From (1b), $rank(\mathbf{R})$ should be 1. For (2), I searched for "rank of sum of rank-1 matrices" and found this post Rank of sum of rank-1 matrices which essentially says that rank of sum of rank-1 matrices as be as high as n for independent vectors. These are two conflicting things and I am not able to understand what I am missing here.

Answer 1

$rank(\mathbf{R})$ equals to the number of independent random variables in $\mathbf{x}$. If $\mathbf{R}$ is full rank ($rank(\mathbf{R}) = n$), then it means that all components of $\mathbf{x}$ are linearly independent. If $rank(\mathbf{R}) = k \lt n$, that means there are only $k$ independent random variables in $\mathbf{x}$, the other $n-k$ random variables can be constructed by a linear combination of other components of $\mathbf{x}$.

Your equation (1b) doesn't lead to $rank(\mathbf{R}) = 1$. With certainly conditions (for example, $\mathbf{x}_i$ i.i.d normal), your equation (2) should approach $\mathbf{R}$, and $rank(\mathbf{R_{xx}})$ approaches $rank(\mathbf{R})$.

Answer 2

To answer your question, you need to make assumptions on the statistics of $\mathbf{x}$. So far, you have not said anything about them. In general, unless different random variables $x_n$ in your vector $\mathbf x$ are linearly dependent, $$\mathbf{R} = {\mathbb{E}}\{\mathbf{x}\mathbf{x}^{\rm T}\}$$ will turn out to have full rank. That's because the expectation performs an ensemble average so it's like averaging all possible realizations of $\mathbf x \mathbf x^{\rm T}$. Unless they are somehow dependent, averaging many rank one matrices provides a full rank matrix.
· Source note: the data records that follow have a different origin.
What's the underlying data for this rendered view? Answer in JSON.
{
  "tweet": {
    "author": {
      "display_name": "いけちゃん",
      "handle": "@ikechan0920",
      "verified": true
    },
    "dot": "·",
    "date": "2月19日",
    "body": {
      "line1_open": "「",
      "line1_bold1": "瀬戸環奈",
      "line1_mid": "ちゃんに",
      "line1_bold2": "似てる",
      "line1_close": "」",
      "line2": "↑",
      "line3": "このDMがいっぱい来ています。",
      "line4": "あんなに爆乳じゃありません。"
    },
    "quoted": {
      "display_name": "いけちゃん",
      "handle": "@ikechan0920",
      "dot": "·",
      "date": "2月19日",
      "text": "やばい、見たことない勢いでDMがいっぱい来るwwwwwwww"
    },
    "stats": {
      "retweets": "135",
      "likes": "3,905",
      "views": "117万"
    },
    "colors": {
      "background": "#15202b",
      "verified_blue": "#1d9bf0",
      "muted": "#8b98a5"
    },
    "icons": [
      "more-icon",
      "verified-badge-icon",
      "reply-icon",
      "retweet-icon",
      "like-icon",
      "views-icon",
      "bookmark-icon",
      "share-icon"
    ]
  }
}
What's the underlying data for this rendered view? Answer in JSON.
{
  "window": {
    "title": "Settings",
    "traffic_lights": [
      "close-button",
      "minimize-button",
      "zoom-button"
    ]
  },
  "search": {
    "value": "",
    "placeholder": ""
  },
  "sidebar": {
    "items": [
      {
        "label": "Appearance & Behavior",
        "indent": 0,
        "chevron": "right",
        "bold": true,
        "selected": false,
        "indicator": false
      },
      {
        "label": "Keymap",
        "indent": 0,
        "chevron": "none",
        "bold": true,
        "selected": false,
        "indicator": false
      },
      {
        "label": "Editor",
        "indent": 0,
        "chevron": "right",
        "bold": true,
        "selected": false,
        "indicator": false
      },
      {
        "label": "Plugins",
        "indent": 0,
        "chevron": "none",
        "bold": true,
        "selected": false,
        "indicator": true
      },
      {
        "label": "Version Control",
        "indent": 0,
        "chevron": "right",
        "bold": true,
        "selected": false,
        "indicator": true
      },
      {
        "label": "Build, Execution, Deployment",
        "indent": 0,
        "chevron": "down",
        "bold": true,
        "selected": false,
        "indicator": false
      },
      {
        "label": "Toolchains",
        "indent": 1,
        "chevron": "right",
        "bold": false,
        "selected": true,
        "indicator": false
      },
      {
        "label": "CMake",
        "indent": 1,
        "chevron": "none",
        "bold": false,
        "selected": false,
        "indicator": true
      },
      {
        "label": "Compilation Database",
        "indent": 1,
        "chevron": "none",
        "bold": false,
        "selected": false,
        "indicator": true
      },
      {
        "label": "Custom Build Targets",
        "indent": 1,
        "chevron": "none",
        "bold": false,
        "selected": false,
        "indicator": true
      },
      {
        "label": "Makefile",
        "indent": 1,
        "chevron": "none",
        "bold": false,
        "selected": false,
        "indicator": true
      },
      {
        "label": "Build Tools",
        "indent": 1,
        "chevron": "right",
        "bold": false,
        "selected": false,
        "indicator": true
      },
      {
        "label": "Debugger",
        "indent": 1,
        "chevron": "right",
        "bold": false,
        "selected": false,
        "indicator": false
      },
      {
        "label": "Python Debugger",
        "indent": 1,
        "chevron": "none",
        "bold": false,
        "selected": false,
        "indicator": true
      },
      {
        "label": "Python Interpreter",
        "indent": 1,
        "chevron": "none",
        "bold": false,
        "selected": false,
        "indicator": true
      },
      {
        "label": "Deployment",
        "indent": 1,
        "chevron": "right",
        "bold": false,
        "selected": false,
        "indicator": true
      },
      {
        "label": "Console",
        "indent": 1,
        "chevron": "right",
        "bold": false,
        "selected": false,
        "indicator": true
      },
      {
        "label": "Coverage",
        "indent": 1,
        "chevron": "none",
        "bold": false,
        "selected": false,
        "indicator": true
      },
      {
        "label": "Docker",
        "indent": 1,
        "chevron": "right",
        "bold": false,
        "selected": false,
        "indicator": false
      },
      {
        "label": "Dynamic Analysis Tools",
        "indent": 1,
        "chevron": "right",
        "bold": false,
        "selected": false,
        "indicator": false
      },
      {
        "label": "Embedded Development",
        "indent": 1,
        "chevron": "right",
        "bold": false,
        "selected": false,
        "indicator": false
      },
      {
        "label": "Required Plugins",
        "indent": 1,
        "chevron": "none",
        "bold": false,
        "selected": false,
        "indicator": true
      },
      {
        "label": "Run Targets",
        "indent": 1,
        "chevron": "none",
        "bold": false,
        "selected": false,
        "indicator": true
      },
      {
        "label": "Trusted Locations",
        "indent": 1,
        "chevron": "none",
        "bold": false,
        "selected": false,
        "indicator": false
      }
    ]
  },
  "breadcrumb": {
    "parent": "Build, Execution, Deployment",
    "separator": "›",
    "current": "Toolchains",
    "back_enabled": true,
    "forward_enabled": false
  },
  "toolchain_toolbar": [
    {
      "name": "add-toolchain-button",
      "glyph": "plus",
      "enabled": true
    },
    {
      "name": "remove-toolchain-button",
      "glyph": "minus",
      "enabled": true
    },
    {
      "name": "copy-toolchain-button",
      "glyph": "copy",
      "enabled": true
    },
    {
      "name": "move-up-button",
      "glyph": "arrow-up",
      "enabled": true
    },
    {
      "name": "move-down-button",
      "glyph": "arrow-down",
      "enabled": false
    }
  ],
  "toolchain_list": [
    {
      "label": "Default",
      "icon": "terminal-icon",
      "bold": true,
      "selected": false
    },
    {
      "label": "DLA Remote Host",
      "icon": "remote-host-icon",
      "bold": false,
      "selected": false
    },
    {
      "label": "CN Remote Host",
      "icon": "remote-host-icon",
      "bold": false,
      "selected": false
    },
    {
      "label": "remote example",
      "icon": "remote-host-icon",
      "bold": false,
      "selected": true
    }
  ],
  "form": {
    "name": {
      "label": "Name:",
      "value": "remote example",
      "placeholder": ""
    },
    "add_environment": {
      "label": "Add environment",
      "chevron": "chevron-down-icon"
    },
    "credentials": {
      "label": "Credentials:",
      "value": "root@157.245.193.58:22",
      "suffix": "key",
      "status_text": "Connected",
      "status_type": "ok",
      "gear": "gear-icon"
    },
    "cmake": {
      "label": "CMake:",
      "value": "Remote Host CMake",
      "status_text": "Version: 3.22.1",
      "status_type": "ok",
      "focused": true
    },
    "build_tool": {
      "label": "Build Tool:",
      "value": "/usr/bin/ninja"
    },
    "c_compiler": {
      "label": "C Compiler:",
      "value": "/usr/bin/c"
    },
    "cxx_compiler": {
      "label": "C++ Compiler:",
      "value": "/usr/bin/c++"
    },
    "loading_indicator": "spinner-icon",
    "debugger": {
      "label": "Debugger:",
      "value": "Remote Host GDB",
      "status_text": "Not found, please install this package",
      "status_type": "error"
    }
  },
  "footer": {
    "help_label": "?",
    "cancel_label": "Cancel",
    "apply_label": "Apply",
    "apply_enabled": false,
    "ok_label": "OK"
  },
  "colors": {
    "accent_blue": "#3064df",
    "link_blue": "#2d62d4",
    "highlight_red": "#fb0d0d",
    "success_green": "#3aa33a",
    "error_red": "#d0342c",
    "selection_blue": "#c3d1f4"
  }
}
If your stochastic process is additionally stationary and ergodic, you can replace the ensemble average by an average over time, using subsequent realizations $\mathbf x_i$ via $\sum \mathbf x_i \mathbf x_i^{\rm T}$. Under correct statistical assumptions you then have $$\lim_{N \rightarrow \infty} \frac{1}{N} \sum_{i=1}^N \mathbf x_i \mathbf x_i^{\rm T} = \mathbf R.$$ You can then expect that for $N \gg n$, your sample estimate is full rank. Though this is hard to prove rigorously, as you could always be unlucky with the $N$ samples you drew. But this is very unlikely. In fact, it is possible though to bound the probability that your sample covariance matrix is rank deficient and it decreases exponentially with $N$ as soon as $N\geq n$.